Biraz da sevinelim...

Oktay EKŞİ
Haberin Devamı

Önce hiçbirimiz anlam veremedik. Öyle ya, Güneydoğu'da sonu geldi denilen terör olaylarının şu veya bu şekilde yapılan bir açıklaması var.

İster ‘‘etnik köken farkı’’ deyin, ister ‘‘yörenin ihmal edilmişliği’’nden dem vurun, ister ‘‘dış güçlerin kışkırtması’’na bağlayın...

Sonunda bir sebebe bağlayabiliyorsunuz...

Peki ama terörün Karadeniz'de işi ne?

Eğer ‘‘yörenin ihmal edilmişliği’’ bir yerde terör başlatmak için yeterli olsaydı, Karadeniz'de terör şimdiye kadar belki yüz kere başlardı.

Ama Karadenizli, kendi kaderini devletten bekleyerek veya devlete karşı silah kullanarak değiştirmeyi hiç düşünmedi.

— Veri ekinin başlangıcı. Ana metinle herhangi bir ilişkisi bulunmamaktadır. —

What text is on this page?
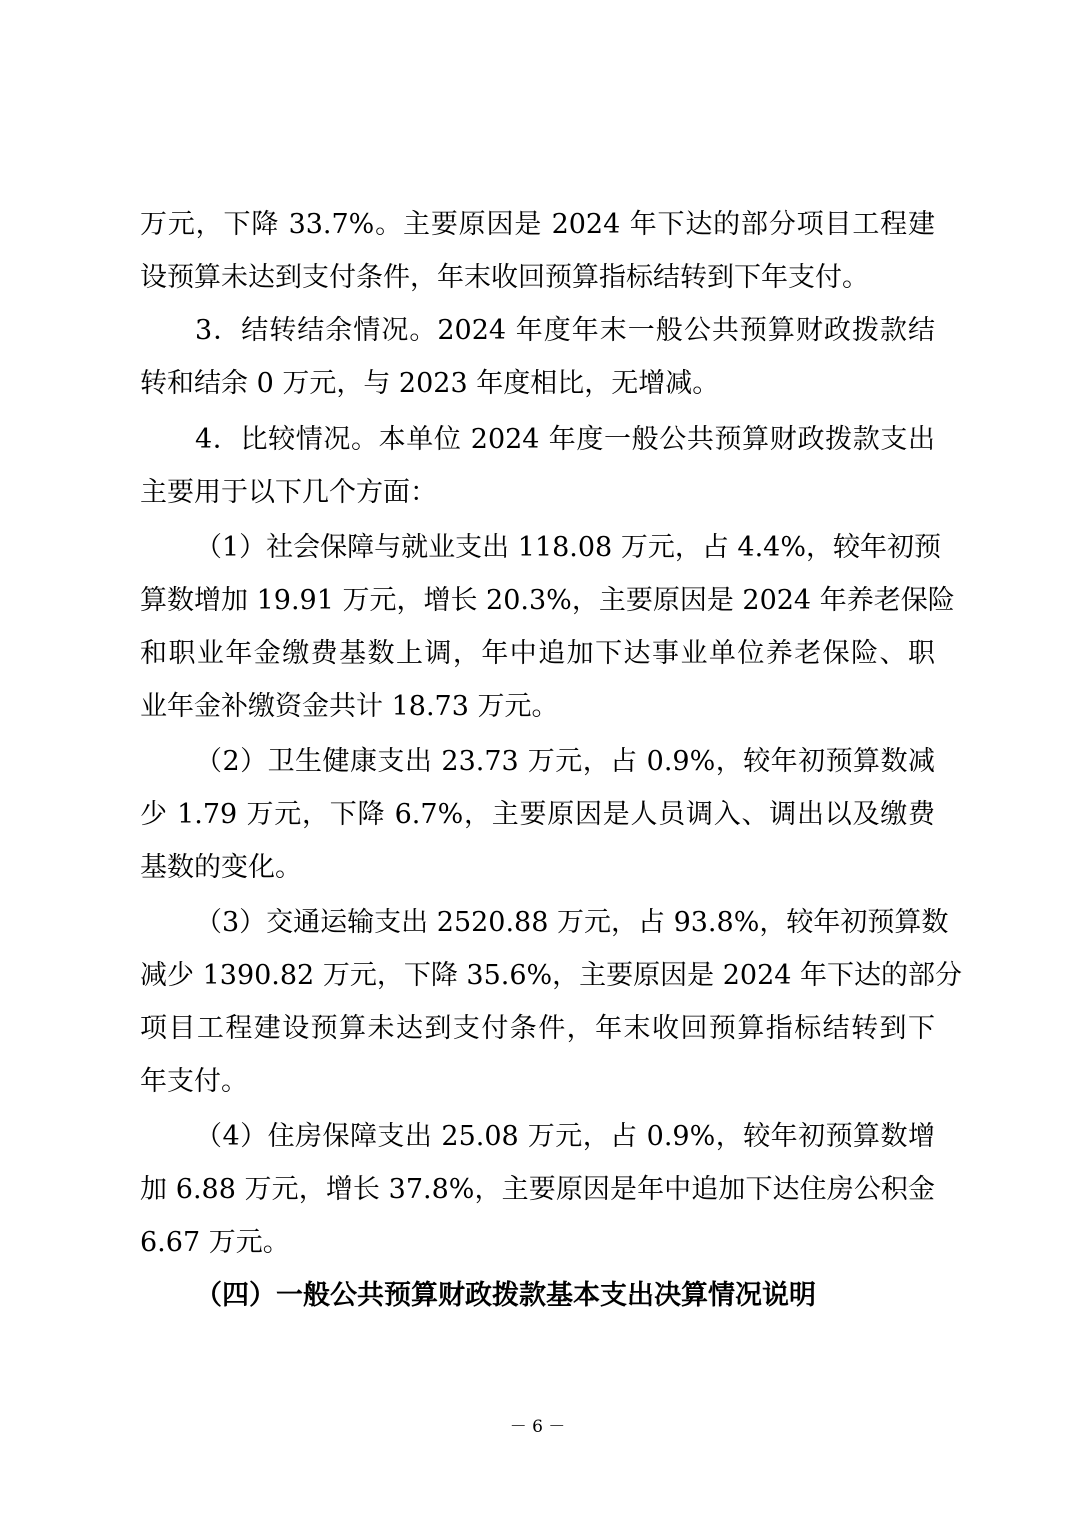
万元，下降 33.7%。主要原因是 2024 年下达的部分项目工程建
设预算未达到支付条件，年末收回预算指标结转到下年支付。
3．结转结余情况。2024 年度年末一般公共预算财政拨款结
转和结余 0 万元，与 2023 年度相比，无增减。
4．比较情况。本单位 2024 年度一般公共预算财政拨款支出
主要用于以下几个方面：
（1）社会保障与就业支出 118.08 万元，占 4.4%，较年初预
算数增加 19.91 万元，增长 20.3%，主要原因是 2024 年养老保险
和职业年金缴费基数上调，年中追加下达事业单位养老保险、职
业年金补缴资金共计 18.73 万元。
（2）卫生健康支出 23.73 万元，占 0.9%，较年初预算数减
少 1.79 万元，下降 6.7%，主要原因是人员调入、调出以及缴费
基数的变化。
（3）交通运输支出 2520.88 万元，占 93.8%，较年初预算数
减少 1390.82 万元，下降 35.6%，主要原因是 2024 年下达的部分
项目工程建设预算未达到支付条件，年末收回预算指标结转到下
年支付。
（4）住房保障支出 25.08 万元，占 0.9%，较年初预算数增
加 6.88 万元，增长 37.8%，主要原因是年中追加下达住房公积金
6.67 万元。
（四）一般公共预算财政拨款基本支出决算情况说明
－ 6 －
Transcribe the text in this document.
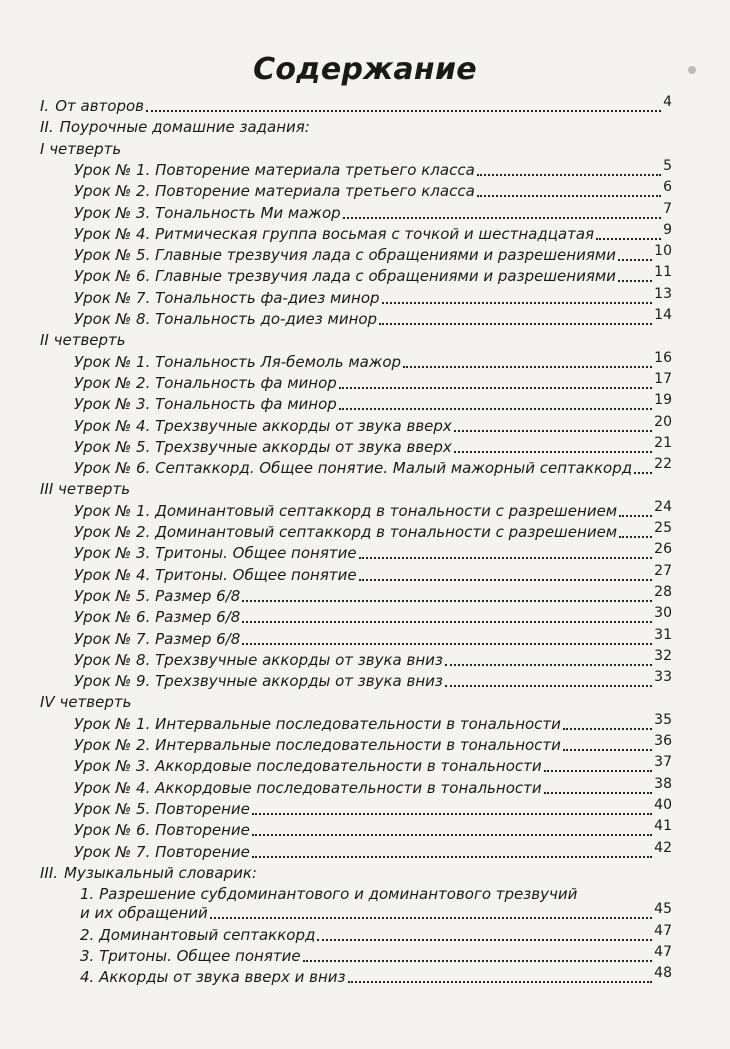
Содержание
I. От авторов	4
II. Поурочные домашние задания:
I четверть
Урок № 1. Повторение материала третьего класса	5
Урок № 2. Повторение материала третьего класса	6
Урок № 3. Тональность Ми мажор	7
Урок № 4. Ритмическая группа восьмая с точкой и шестнадцатая	9
Урок № 5. Главные трезвучия лада с обращениями и разрешениями	10
Урок № 6. Главные трезвучия лада с обращениями и разрешениями	11
Урок № 7. Тональность фа-диез минор	13
Урок № 8. Тональность до-диез минор	14
II четверть
Урок № 1. Тональность Ля-бемоль мажор	16
Урок № 2. Тональность фа минор	17
Урок № 3. Тональность фа минор	19
Урок № 4. Трехзвучные аккорды от звука вверх	20
Урок № 5. Трехзвучные аккорды от звука вверх	21
Урок № 6. Септаккорд. Общее понятие. Малый мажорный септаккорд 22
III четверть
Урок № 1. Доминантовый септаккорд в тональности с разрешением	24
Урок № 2. Доминантовый септаккорд в тональности с разрешением	25
Урок № 3. Тритоны. Общее понятие	26
Урок № 4. Тритоны. Общее понятие	27
Урок № 5. Размер 6/8	28
Урок № 6. Размер 6/8	30
Урок № 7. Размер 6/8	31
Урок № 8. Трехзвучные аккорды от звука вниз	32
Урок № 9. Трехзвучные аккорды от звука вниз	33
IV четверть
Урок № 1. Интервальные последовательности в тональности	35
Урок № 2. Интервальные последовательности в тональности	36
Урок № 3. Аккордовые последовательности в тональности	37
Урок № 4. Аккордовые последовательности в тональности	38
Урок № 5. Повторение	40
Урок № 6. Повторение	41
Урок № 7. Повторение	42
III. Музыкальный словарик:
1. Разрешение субдоминантового и доминантового трезвучий
и их обращений	45
2. Доминантовый септаккорд	47
3. Тритоны. Общее понятие	47
4. Аккорды от звука вверх и вниз	48
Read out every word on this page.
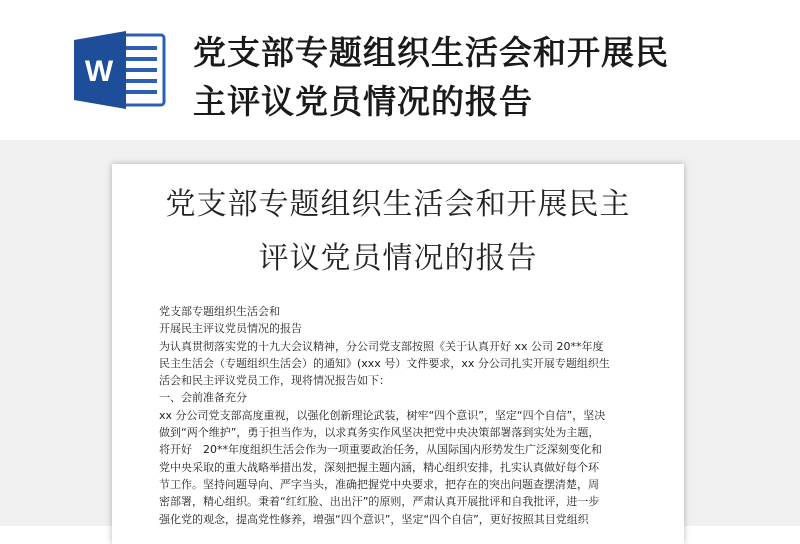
W 党支部专题组织生活会和开展民
主评议党员情况的报告
党支部专题组织生活会和开展民主
评议党员情况的报告

党支部专题组织生活会和

开展民主评议党员情况的报告

为认真贯彻落实党的十九大会议精神，分公司党支部按照《关于认真开好 xx 公司 20**年度

民主生活会（专题组织生活会）的通知》(xxx 号）文件要求，xx 分公司扎实开展专题组织生

活会和民主评议党员工作，现将情况报告如下：

一、会前准备充分

xx 分公司党支部高度重视，以强化创新理论武装，树牢“四个意识”，坚定“四个自信”，坚决

做到“两个维护”，勇于担当作为，以求真务实作风坚决把党中央决策部署落到实处为主题，

将开好　20**年度组织生活会作为一项重要政治任务，从国际国内形势发生广泛深刻变化和

党中央采取的重大战略举措出发，深刻把握主题内涵，精心组织安排，扎实认真做好每个环

节工作。坚持问题导向、严字当头，准确把握党中央要求，把存在的突出问题查摆清楚，周

密部署，精心组织。秉着“红红脸、出出汗”的原则，严肃认真开展批评和自我批评，进一步

强化党的观念，提高党性修养，增强“四个意识”，坚定“四个自信”，更好按照其目党组织
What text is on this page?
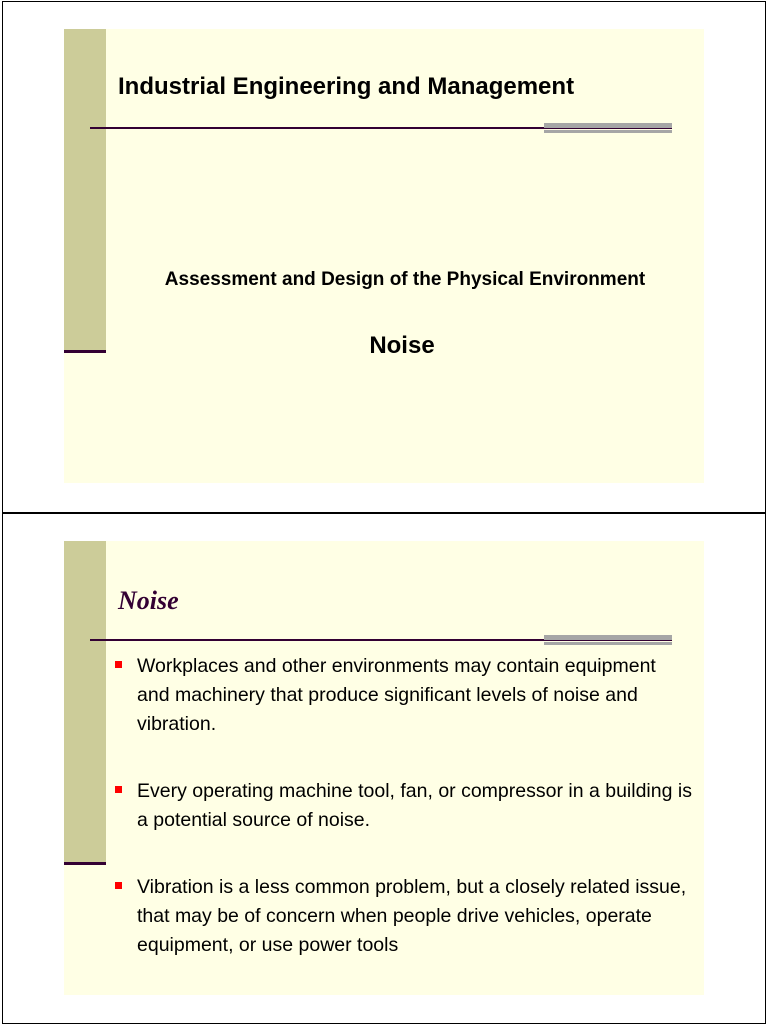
Industrial Engineering and Management
Assessment and Design of the Physical Environment
Noise
Noise
Workplaces and other environments may contain equipment and machinery that produce significant levels of noise and vibration.
Every operating machine tool, fan, or compressor in a building is a potential source of noise.
Vibration is a less common problem, but a closely related issue, that may be of concern when people drive vehicles, operate equipment, or use power tools
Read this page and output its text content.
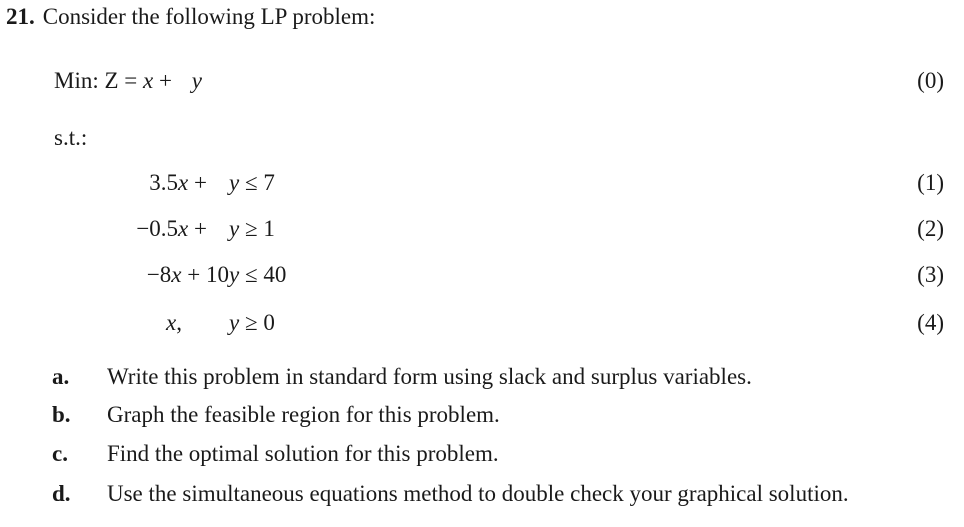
21. Consider the following LP problem:
Min: Z = x + y	(0)
s.t.:
3.5x + y ≤ 7	(1)
−0.5x + y ≥ 1	(2)
−8x + 10 y ≤ 40	(3)
x, y ≥ 0	(4)
a. Write this problem in standard form using slack and surplus variables.
b. Graph the feasible region for this problem.
c. Find the optimal solution for this problem.
d. Use the simultaneous equations method to double check your graphical solution.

Tam tersine o, devletine hep verdi. Vergisini verdi, sevgisini verdi, canını verdi. Sıra devletten almaya gelince, efendi efendi bekledi. Belki bir hata yaptı: Ağlamadı.

Ve ‘‘ağlamayan çocuğun’’ kaderine razı oldu.

O yüzden ‘‘Karadeniz yöresinde teröristlerin kol gezdiği’’ haberleri şaşırtıcıydı.

Şimdi Emniyet Genel Müdürlüğü'nün tespitlerinden anlıyoruz ki, kâbus orada da sonuna gelmiş.

Bize Ordu Valisi Kemal Yazıcıoğlu, nisan ayında Ordu'ya gittiğimiz sırada bizzat söylemişti:

‘‘Jandarma ve Emniyet güçleri yörede her noktaya egemen durumda. Ordu il sınırları içinde sadece 4 adet terörist kaldı. Onları da halletmemiz gün meselidir’’ diye.

Bugünkü Hürriyet'te okuyacağınız daha geniş kapsamlı haberden öğreniyoruz ki, başarı sadece Ordu ili ile sınırlı değilmiş.

Nitekim resmi bilgiler PKK'nın halen bölgede, 18'i Kızıldere (Tokat Amasya yöresi), 28'i Koçgiri (Sıvas'ın Zara, İmranlı, Divriği, Hafik, Kangal ve merkez ilçenin bir bölümü) ve Ordu grubunda 4 kişi olmak üzere 3 grupta toplam 40 kişiye düşürüldükleri yolunda.

Doğrusu 40 değil bir tek terörist dahi insanları huzursuz etmeye yeter. Ama 1997 yılının özellikle yaz aylarından itibaren Başbakan Mesut Yılmaz'ın yöredeki terör olaylarını ciddiye alıp sıkı tutması, Jandarma Genel Komutanı Orgeneral Fikret Özden Boztepe'nin yöreye bizzat giderek kalıcı önlemler alması; Emniyet Genel Müdürlüğü'nün yöredeki emniyet müdürlerini (Ordu'daki Cemil Demir gibi) terörle mücadele edecek dirayet ve gözüpeklikte yöneticilerden seçmesi; Ulaştırma Bakanı Necdet Menzir'in yörenin telekomünikasyon ağını güçlendirmeye önem vermesi; terörün Karadeniz'in temiz havasını ve temiz toprağını kirletmeye devam etmesini önledi.

Bunları yazıyoruz: Hep üzülecek gerçeklerin sıkıntısını çekeceğimize bir de sevinilecek bir gelişmenin keyfini bölüşelim diye.